Suffice to say, the ones you do catch will have you and your inner child laughing like a loon every 2.5 seconds or so as Emmet is dragged from one brilliantly-hued scene to another, from land to land (among others The Wild West, Middle Zealand and the candy-coloured magnificence of Cloud Cuckoo Land), riding all manner of Master Builder constructed contraptions, pursued all the way by Lord Business’s ruthless (and yet not) head of the Super Secret Police, Good Cop/Bad Cop.
That you see the plot coming from a mile away is immaterial (the unexpected twist at the end notwithstanding).
You are meant to, and frankly it’s hardly the point of a movie more concerned with making merry with the sort of cliched tropes of the fantasy genre that you might have thought were long spent of the ability to surprise than re-inventing the classic quest narrative.
The LEGO Movie, which has been maligned by some as one long toy commercial (of course it is; any Gen X’er who doesn’t realise that going in didn’t pay much attention to their childhood, which were full of them, some good, many bad), joyfully takes the mickey out of the supposed rivalry between Dumbledore and Gandalf, the wannabe friendship between Green Lantern (he wants it) and Superman (he doesn’t), and Batman’s dour, “I’m an orphan” sensibilities along with a thousand other pop culture moments.
No icon or reference is safe from laugh out loud satire, and it’s their sophisticated rapid fire delivery that lends The LEGO Movie much of its full speed ahead, colourful as a candy store look and feel.

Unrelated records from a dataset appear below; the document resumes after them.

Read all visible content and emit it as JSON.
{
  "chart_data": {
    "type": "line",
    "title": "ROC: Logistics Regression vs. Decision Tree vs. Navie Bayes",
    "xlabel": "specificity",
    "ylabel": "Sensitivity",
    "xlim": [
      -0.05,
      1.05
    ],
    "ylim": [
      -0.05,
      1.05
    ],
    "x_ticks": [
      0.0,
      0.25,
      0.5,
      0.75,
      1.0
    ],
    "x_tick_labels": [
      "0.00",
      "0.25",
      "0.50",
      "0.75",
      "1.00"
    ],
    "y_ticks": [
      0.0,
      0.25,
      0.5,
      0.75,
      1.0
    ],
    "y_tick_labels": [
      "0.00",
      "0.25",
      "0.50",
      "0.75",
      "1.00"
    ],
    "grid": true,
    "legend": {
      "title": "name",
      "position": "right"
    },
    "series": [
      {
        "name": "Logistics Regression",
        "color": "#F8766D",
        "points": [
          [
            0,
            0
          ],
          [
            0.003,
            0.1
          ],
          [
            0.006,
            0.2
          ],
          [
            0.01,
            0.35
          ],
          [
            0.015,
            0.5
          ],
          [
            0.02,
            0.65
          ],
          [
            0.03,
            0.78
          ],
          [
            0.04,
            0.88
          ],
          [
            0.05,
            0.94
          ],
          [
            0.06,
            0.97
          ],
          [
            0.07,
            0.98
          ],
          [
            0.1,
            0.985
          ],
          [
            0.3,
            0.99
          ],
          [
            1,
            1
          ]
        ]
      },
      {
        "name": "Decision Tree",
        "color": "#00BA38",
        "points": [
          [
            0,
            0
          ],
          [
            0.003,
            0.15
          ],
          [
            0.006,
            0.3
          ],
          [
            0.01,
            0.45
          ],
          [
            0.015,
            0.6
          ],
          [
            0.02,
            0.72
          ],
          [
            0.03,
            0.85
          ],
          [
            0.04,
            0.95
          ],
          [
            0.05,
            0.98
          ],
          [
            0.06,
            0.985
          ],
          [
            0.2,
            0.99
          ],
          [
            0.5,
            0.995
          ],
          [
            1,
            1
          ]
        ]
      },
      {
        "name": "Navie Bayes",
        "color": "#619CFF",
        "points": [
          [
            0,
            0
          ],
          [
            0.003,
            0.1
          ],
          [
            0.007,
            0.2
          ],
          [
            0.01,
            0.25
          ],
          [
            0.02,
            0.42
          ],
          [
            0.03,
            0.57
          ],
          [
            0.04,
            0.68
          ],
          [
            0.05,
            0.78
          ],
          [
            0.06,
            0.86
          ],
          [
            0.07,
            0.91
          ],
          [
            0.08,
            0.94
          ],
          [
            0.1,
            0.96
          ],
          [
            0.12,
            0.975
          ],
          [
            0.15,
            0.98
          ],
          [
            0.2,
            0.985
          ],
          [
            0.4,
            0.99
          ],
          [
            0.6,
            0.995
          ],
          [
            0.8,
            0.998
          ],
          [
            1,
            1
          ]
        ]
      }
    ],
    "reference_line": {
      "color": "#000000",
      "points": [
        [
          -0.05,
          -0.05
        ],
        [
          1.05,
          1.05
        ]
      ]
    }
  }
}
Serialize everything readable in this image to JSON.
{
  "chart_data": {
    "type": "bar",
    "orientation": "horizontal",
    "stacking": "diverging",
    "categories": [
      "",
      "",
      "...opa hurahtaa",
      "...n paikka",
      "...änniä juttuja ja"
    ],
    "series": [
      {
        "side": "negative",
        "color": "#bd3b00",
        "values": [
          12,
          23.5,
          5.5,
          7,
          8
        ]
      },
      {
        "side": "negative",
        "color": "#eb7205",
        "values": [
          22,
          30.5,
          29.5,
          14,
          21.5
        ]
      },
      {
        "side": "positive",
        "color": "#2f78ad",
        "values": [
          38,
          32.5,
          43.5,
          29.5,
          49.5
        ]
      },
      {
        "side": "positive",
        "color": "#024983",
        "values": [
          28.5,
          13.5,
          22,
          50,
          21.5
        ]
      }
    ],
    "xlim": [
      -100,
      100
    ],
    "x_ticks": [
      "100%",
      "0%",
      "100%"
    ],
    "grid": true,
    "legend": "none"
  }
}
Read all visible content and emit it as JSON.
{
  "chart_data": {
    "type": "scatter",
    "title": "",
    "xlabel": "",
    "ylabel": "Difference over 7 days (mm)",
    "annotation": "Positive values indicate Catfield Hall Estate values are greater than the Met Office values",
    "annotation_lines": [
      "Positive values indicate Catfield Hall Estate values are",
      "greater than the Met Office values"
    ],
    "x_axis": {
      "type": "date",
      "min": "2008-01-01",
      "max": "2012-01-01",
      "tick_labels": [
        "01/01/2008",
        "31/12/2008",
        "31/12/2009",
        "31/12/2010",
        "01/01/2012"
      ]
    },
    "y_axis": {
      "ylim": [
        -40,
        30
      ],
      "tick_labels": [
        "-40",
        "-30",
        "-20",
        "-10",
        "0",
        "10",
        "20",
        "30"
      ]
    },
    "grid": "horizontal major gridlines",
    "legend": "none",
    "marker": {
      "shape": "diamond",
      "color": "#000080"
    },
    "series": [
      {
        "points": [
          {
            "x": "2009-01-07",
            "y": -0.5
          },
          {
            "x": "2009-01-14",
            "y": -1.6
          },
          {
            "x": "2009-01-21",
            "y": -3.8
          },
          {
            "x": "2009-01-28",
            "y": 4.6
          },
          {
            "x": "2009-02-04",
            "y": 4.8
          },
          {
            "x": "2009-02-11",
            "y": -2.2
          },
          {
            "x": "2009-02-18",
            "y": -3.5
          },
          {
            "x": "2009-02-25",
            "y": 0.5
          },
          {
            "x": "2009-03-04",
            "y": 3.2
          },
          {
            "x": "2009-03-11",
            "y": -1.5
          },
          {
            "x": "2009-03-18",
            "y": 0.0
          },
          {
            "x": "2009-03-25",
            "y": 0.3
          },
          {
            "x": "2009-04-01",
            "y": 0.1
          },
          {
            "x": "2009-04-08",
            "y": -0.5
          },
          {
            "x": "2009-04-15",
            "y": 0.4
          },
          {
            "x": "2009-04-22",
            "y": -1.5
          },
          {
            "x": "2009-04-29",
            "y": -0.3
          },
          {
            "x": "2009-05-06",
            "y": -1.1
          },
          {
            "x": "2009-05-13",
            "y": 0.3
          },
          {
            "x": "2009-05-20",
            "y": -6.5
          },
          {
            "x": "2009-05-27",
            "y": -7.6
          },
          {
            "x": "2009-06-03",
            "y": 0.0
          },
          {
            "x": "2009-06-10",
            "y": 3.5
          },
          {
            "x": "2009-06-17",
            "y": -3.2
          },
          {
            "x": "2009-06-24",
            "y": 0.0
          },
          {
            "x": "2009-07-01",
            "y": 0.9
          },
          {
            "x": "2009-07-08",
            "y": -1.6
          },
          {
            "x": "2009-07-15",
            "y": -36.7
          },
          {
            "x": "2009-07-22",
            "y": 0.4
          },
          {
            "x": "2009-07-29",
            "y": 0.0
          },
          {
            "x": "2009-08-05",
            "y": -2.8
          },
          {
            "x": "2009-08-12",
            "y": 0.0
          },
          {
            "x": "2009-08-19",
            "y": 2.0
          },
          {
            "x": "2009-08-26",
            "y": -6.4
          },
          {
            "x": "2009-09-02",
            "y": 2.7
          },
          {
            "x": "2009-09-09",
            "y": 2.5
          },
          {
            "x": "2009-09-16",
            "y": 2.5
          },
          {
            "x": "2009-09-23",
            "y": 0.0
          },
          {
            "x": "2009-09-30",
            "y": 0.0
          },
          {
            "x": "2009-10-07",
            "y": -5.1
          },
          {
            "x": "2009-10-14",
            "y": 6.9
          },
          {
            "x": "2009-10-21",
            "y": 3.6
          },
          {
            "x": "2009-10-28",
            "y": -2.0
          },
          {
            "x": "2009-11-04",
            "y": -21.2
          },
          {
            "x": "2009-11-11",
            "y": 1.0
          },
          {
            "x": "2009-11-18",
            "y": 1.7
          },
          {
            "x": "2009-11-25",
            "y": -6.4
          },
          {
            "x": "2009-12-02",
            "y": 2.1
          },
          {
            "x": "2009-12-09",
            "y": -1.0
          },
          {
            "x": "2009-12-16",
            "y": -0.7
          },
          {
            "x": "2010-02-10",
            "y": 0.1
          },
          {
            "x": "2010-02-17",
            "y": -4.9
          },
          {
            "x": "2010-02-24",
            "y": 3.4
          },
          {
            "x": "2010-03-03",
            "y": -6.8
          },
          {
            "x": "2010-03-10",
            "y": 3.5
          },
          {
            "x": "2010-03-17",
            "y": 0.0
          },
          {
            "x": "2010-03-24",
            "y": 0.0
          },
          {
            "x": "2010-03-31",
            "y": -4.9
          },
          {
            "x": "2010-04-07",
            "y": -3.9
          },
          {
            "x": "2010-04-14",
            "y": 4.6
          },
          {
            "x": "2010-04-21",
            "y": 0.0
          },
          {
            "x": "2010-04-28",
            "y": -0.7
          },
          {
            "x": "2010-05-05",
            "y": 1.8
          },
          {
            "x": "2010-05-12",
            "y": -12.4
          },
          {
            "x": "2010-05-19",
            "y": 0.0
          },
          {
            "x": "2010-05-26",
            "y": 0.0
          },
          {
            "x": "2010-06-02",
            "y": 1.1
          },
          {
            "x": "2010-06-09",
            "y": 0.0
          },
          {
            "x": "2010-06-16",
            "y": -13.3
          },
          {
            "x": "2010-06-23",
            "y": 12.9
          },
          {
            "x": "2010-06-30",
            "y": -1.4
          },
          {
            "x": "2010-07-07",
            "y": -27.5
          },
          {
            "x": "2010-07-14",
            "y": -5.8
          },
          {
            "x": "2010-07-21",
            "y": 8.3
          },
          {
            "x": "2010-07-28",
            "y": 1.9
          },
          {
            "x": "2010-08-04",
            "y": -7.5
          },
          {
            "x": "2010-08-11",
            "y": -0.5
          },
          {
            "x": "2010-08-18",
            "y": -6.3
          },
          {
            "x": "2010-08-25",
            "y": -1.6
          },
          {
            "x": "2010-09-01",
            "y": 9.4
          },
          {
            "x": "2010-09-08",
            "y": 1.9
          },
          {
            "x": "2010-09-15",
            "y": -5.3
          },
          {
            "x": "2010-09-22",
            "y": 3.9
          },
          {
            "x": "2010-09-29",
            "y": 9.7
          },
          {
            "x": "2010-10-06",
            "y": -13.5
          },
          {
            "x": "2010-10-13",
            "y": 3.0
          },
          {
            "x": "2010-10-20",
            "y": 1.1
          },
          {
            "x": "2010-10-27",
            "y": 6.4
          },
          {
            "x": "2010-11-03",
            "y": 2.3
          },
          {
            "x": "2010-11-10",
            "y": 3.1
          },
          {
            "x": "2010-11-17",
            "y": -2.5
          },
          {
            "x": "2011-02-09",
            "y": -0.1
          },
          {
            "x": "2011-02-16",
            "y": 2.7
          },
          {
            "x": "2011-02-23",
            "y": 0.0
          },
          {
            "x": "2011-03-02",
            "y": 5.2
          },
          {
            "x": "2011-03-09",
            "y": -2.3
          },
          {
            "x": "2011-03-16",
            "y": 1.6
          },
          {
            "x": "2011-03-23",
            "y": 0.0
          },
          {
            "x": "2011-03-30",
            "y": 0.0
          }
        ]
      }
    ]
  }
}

A deliriously happy grin-inducing concoction, The LEGO Movie manages to channel the endlessly imaginative possibilities that anyone who has ever played with the legendary Danish blocks will easily recall, surrounding them with witty, well-rounded characters, gags aplenty and a much needed reminder that life can indeed be mind-blowingly fun and yes, of course, awesome.